L’émigration, l’exil, l’immigration, le déracinement, voici quelques mots qui parleront à certains d’entre vous. Ces mots ne sont pas nouveaux dans l’histoire humaine. Depuis des millénaires, l’homme s’est déplacé, a voyagé, a construit sa famille parfois bien loin de son lieu de naissance.
Pour exemple, je suis issue d’un père belge et d’une mère portugaise et je vis en Angleterre avec un alsacien. Mon frère a épousé une slovaque, mon fils une brésilienne et ma fille aînée a un enfant avec un libanais qui lui a des origines arméniennes.
Il y a quelques années, j’ai eu l’occasion d’animer des ateliers de kinésiologie et de constellations familiales à Lanzarote. Cette île fait partie de l’archipel des Canaries et se situe à 100 km d’Agadir sur la côte marocaine.

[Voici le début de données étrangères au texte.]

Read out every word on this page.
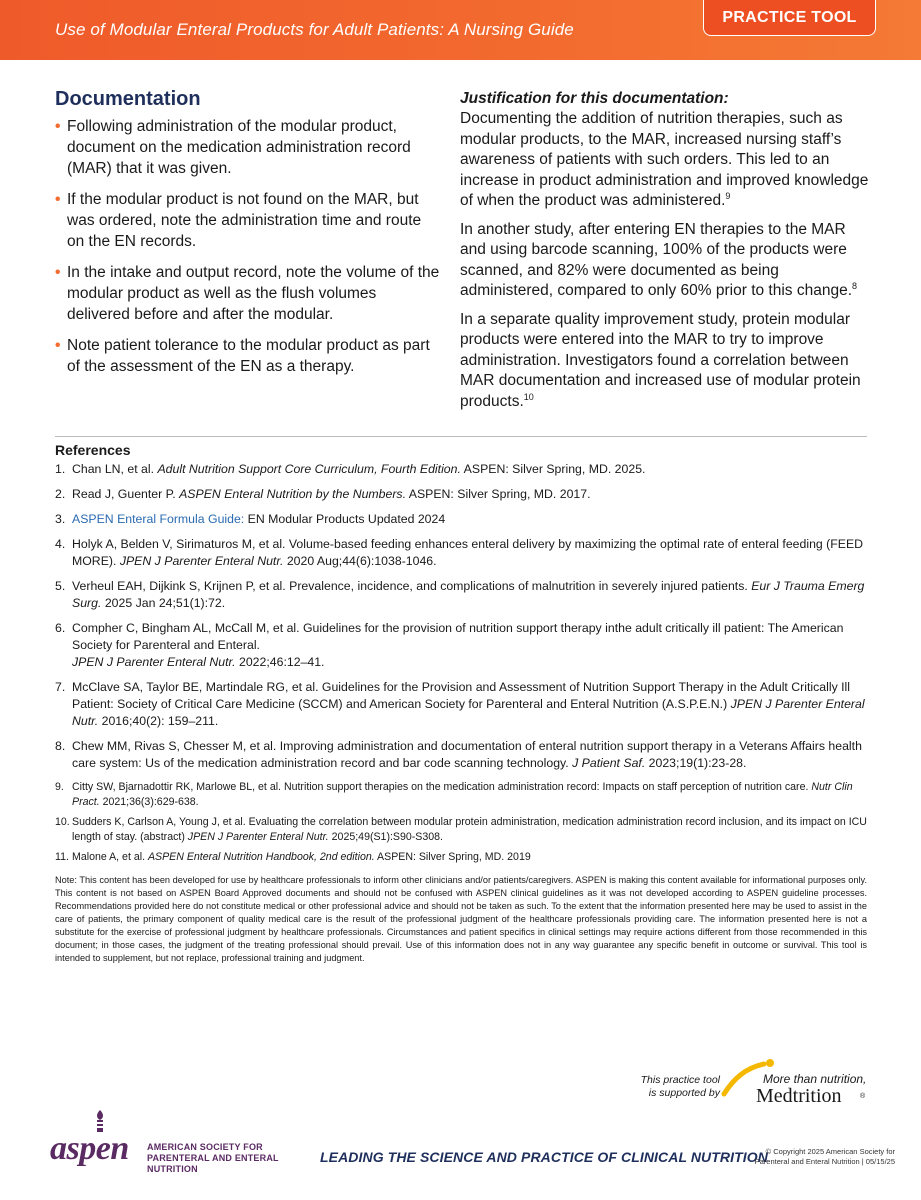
Use of Modular Enteral Products for Adult Patients: A Nursing Guide
PRACTICE TOOL
Documentation
• Following administration of the modular product, document on the medication administration record (MAR) that it was given.
• If the modular product is not found on the MAR, but was ordered, note the administration time and route on the EN records.
• In the intake and output record, note the volume of the modular product as well as the flush volumes delivered before and after the modular.
• Note patient tolerance to the modular product as part of the assessment of the EN as a therapy.
Justification for this documentation:

Documenting the addition of nutrition therapies, such as modular products, to the MAR, increased nursing staff’s awareness of patients with such orders. This led to an increase in product administration and improved knowledge of when the product was administered.$^9$

In another study, after entering EN therapies to the MAR and using barcode scanning, 100% of the products were scanned, and 82% were documented as being administered, compared to only 60% prior to this change.$^8$

In a separate quality improvement study, protein modular products were entered into the MAR to try to improve administration. Investigators found a correlation between MAR documentation and increased use of modular protein products.$^{10}$

References
1. Chan LN, et al. Adult Nutrition Support Core Curriculum, Fourth Edition. ASPEN: Silver Spring, MD. 2025.
2. Read J, Guenter P. ASPEN Enteral Nutrition by the Numbers. ASPEN: Silver Spring, MD. 2017.
3. ASPEN Enteral Formula Guide: EN Modular Products Updated 2024
4. Holyk A, Belden V, Sirimaturos M, et al. Volume-based feeding enhances enteral delivery by maximizing the optimal rate of enteral feeding (FEED MORE). JPEN J Parenter Enteral Nutr. 2020 Aug;44(6):1038-1046.
5. Verheul EAH, Dijkink S, Krijnen P, et al. Prevalence, incidence, and complications of malnutrition in severely injured patients. Eur J Trauma Emerg Surg. 2025 Jan 24;51(1):72.
6. Compher C, Bingham AL, McCall M, et al. Guidelines for the provision of nutrition support therapy inthe adult critically ill patient: The American Society for Parenteral and Enteral.
JPEN J Parenter Enteral Nutr. 2022;46:12–41.
7. McClave SA, Taylor BE, Martindale RG, et al. Guidelines for the Provision and Assessment of Nutrition Support Therapy in the Adult Critically Ill Patient: Society of Critical Care Medicine (SCCM) and American Society for Parenteral and Enteral Nutrition (A.S.P.E.N.) JPEN J Parenter Enteral Nutr. 2016;40(2): 159–211.
8. Chew MM, Rivas S, Chesser M, et al. Improving administration and documentation of enteral nutrition support therapy in a Veterans Affairs health care system: Us of the medication administration record and bar code scanning technology. J Patient Saf. 2023;19(1):23-28.
9. Citty SW, Bjarnadottir RK, Marlowe BL, et al. Nutrition support therapies on the medication administration record: Impacts on staff perception of nutrition care. Nutr Clin Pract. 2021;36(3):629-638.
10. Sudders K, Carlson A, Young J, et al. Evaluating the correlation between modular protein administration, medication administration record inclusion, and its impact on ICU length of stay. (abstract) JPEN J Parenter Enteral Nutr. 2025;49(S1):S90-S308.
11. Malone A, et al. ASPEN Enteral Nutrition Handbook, 2nd edition. ASPEN: Silver Spring, MD. 2019
Note: This content has been developed for use by healthcare professionals to inform other clinicians and/or patients/caregivers. ASPEN is making this content available for informational purposes only. This content is not based on ASPEN Board Approved documents and should not be confused with ASPEN clinical guidelines as it was not developed according to ASPEN guideline processes. Recommendations provided here do not constitute medical or other professional advice and should not be taken as such. To the extent that the information presented here may be used to assist in the care of patients, the primary component of quality medical care is the result of the professional judgment of the healthcare professionals providing care. The information presented here is not a substitute for the exercise of professional judgment by healthcare professionals. Circumstances and patient specifics in clinical settings may require actions different from those recommended in this document; in those cases, the judgment of the treating professional should prevail. Use of this information does not in any way guarantee any specific benefit in outcome or survival. This tool is intended to supplement, but not replace, professional training and judgment.
This practice tool
is supported by
More than nutrition,
Medtrition	®
aspen AMERICAN SOCIETY FOR
PARENTERAL AND ENTERAL NUTRITION
LEADING THE SCIENCE AND PRACTICE OF CLINICAL NUTRITION
© Copyright 2025 American Society for
Parenteral and Enteral Nutrition | 05/15/25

Lors de mes différents séjours, j’ai été impressionnée par la diversité des origines des habitants de cette toute petite île. Il y avait effectivement des personnes du monde entier dont des réfugiés clandestins qui avaient fui le Maroc sur des petits bateaux de pêche.
Fuir pour survivre.
Ces réfugiés avaient fui leur pays pour des raisons si importantes qu’ils les avaient mises en balance avec la mort. Imaginez un peu l’impact émotionnel d’une telle décision.
Pour la plupart des personnes, le pays, la région, la ville ou le village représentent la protection et la sécurité. Aussi, il faut de bonnes raisons pour partir et quitter un endroit où nous sommes nés, où nous avons grandi, où nous avons aimé, et où nous sommes entourés.
Les raisons positives qui peuvent nous pousser à partir auront un lien avec la curiosité, et l’envie de découvrir le monde.
Mais combien de personnes à travers le monde doivent partir de chez elles car il n’y a plus de place pour elles. La nature est devenue hostile, la guerre a tout détruit, ou la dictature a réduit la liberté. La vie est devenue impossible et il ne reste, pour certains, plus qu’une solution, partir.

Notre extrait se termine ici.